- A IA de diagnóstico pode chegar a precisão acima de 99% sem infraestrutura laboratorial extra, acelerando a identificação de infecções resistentes; diagnósticos atuais costumam levar de dois a três dias, o que é crítico em casos como sepse.
- IA pode ajudar a descobrir novos fármacos e prever a disseminação de bactérias resistentes; com laboratório automatizado, é possível rodar centenas de experimentos simultâneos.
- A crise global envolve mais de um milhão de mortes por ano, com previsão de até 40 milhões de óbitos até 2050 se nada mudar, segundo a Lancet; uso inadequado de antibióticos intensifica o problema.
- O NHS do Reino Unido, em parceria com o Google DeepMind, já mostrou capacidade de identificar mecanismos de resistência em até 48 horas.
- O modelo econômico atual desincentiva o desenvolvimento de novos antibióticos; testes de modelos de pagamento, como assinatura anual governamental, estão em piloto no Reino Unido, com experiências semelhantes na Suécia.
O que aconteceu: especialistas destacaram o potencial da IA para enfrentar a resistência a antibióticos, com diagnósticos impulsionados por IA prometidos a aumentar a precisão e reduzir o tempo de tratamento. O tema foi apresentado no WIRED Health, em Londres, em 16 de abril.

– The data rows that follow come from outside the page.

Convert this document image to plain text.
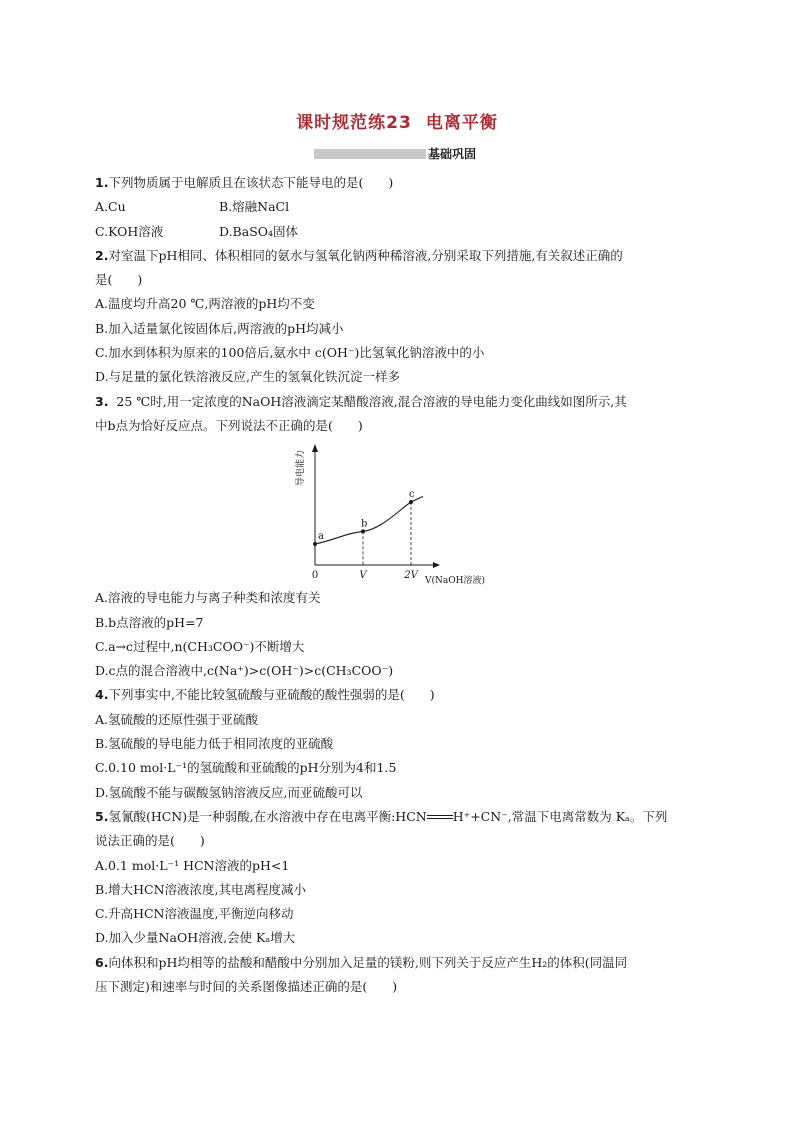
课时规范练23 电离平衡
基础巩固
1.下列物质属于电解质且在该状态下能导电的是(　　)
A.Cu	B.熔融NaCl
C.KOH溶液	D.BaSO₄固体
2.对室温下pH相同、体积相同的氨水与氢氧化钠两种稀溶液,分别采取下列措施,有关叙述正确的
是(　　)
A.温度均升高20 ℃,两溶液的pH均不变
B.加入适量氯化铵固体后,两溶液的pH均减小
C.加水到体积为原来的100倍后,氨水中 c(OH⁻)比氢氧化钠溶液中的小
D.与足量的氯化铁溶液反应,产生的氢氧化铁沉淀一样多
3. 25 ℃时,用一定浓度的NaOH溶液滴定某醋酸溶液,混合溶液的导电能力变化曲线如图所示,其
中b点为恰好反应点。下列说法不正确的是(　　)
导电能力
V(NaOH溶液)
0	V	2V
a
b
c
A.溶液的导电能力与离子种类和浓度有关
B.b点溶液的pH=7
C.a→c过程中,n(CH₃COO⁻)不断增大
D.c点的混合溶液中,c(Na⁺)>c(OH⁻)>c(CH₃COO⁻)
4.下列事实中,不能比较氢硫酸与亚硫酸的酸性强弱的是(　　)
A.氢硫酸的还原性强于亚硫酸
B.氢硫酸的导电能力低于相同浓度的亚硫酸
C.0.10 mol·L⁻¹的氢硫酸和亚硫酸的pH分别为4和1.5
D.氢硫酸不能与碳酸氢钠溶液反应,而亚硫酸可以
5.氢氰酸(HCN)是一种弱酸,在水溶液中存在电离平衡:HCN H⁺+CN⁻,常温下电离常数为 Kₐ。下列
说法正确的是(　　)
A.0.1 mol·L⁻¹ HCN溶液的pH<1
B.增大HCN溶液浓度,其电离程度减小
C.升高HCN溶液温度,平衡逆向移动
D.加入少量NaOH溶液,会使 Kₐ增大
6.向体积和pH均相等的盐酸和醋酸中分别加入足量的镁粉,则下列关于反应产生H₂的体积(同温同
压下测定)和速率与时间的关系图像描述正确的是(　　)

Quem está envolvido: o neurocirurgião britânico Ara Darzi, diretor do Institute of Global Health Innovation, do Imperial College London, defende que a IA pode revolucionar a detecção e o tratamento de infecções resistentes.

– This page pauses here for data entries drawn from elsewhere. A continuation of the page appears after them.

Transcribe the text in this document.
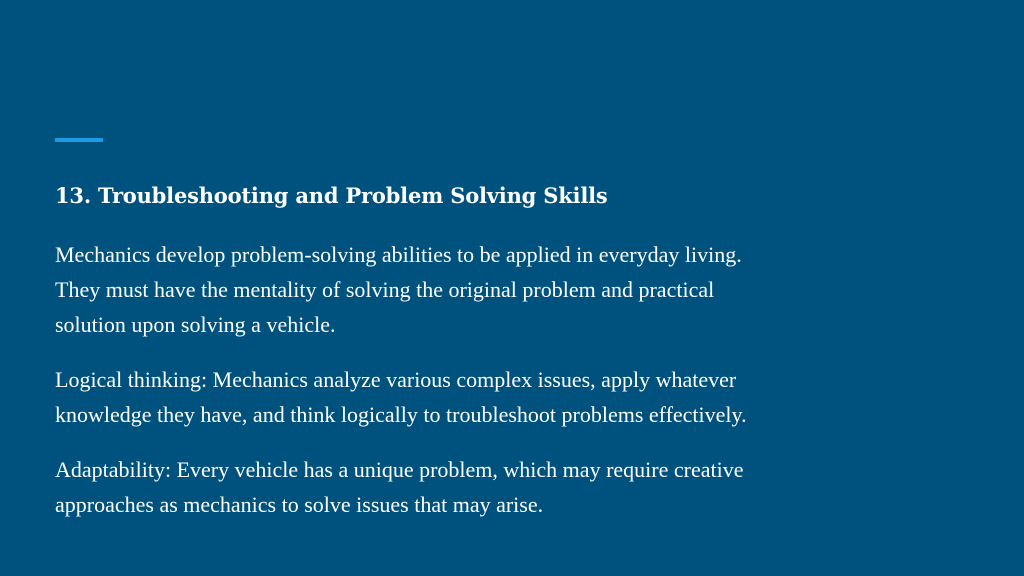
13. Troubleshooting and Problem Solving Skills

Mechanics develop problem-solving abilities to be applied in everyday living.
They must have the mentality of solving the original problem and practical
solution upon solving a vehicle.

Logical thinking: Mechanics analyze various complex issues, apply whatever
knowledge they have, and think logically to troubleshoot problems effectively.

Adaptability: Every vehicle has a unique problem, which may require creative
approaches as mechanics to solve issues that may arise.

Quando e onde: a apresentação ocorreu em Londres, durante o WIRED Health. Darzi afirmou que estamos em um ponto de inflexão no combate à resistência, destacando avanços em diagnóstico e descoberta de fármacos.
Por que importa: infecções resistentes causam mais de 1 milhão de mortes globais e elevam custos hospitalares. A OMS aponta resistência mais alta na Ásia Sudeste e no Mediterrâneo Oriental; na África, um em cada cinco casos é resistente.
Como funciona a IA hoje: diagnósticos baseados em IA prometem precisão acima de 99% sem infraestrutura laboratorial adicional. A vantagem é acelerar decisões terapêuticas, especialmente quando cada hora conta, como em sepse.
impactos e aplicações: modelos de IA podem prever disseminação de resistência e orientar o desenvolvimento de novos fármacos. Com laboratórios automatizados, centenas de experimentos podem ser executados em paralelo.
Caso do NHS e da DeepMind: o Serviço Nacional de Saúde do Reino Unido trabalha com a Google DeepMind para criar um sistema de IA contra antibióticos resistente, inclusive em demonstrações que identificaram mecanismos de resistência em 48 horas.
Desafios econômicos: grandes farmacêuticas deixaram de investir em antibióticos por modelo de negócios pouco favorable, baseado em altas vendas. A falta de incentivos levou à saída de projetos de pesquisa.
Novos modelos de pagamento: iniciativas britânicas testam modelos de assinatura, com o governo pagando taxa anual fixa para acesso a novos antibióticos, em vez de volume utilizado. Suécia também testa abordagens semelhantes.
Conclusão e próximos passos: Darzi afirma que as ferramentas existem, mas o desafio é a adesão de políticas públicas e a adoção de modelos de negócios que estimulem o desenvolvimento de antibióticos eficazes.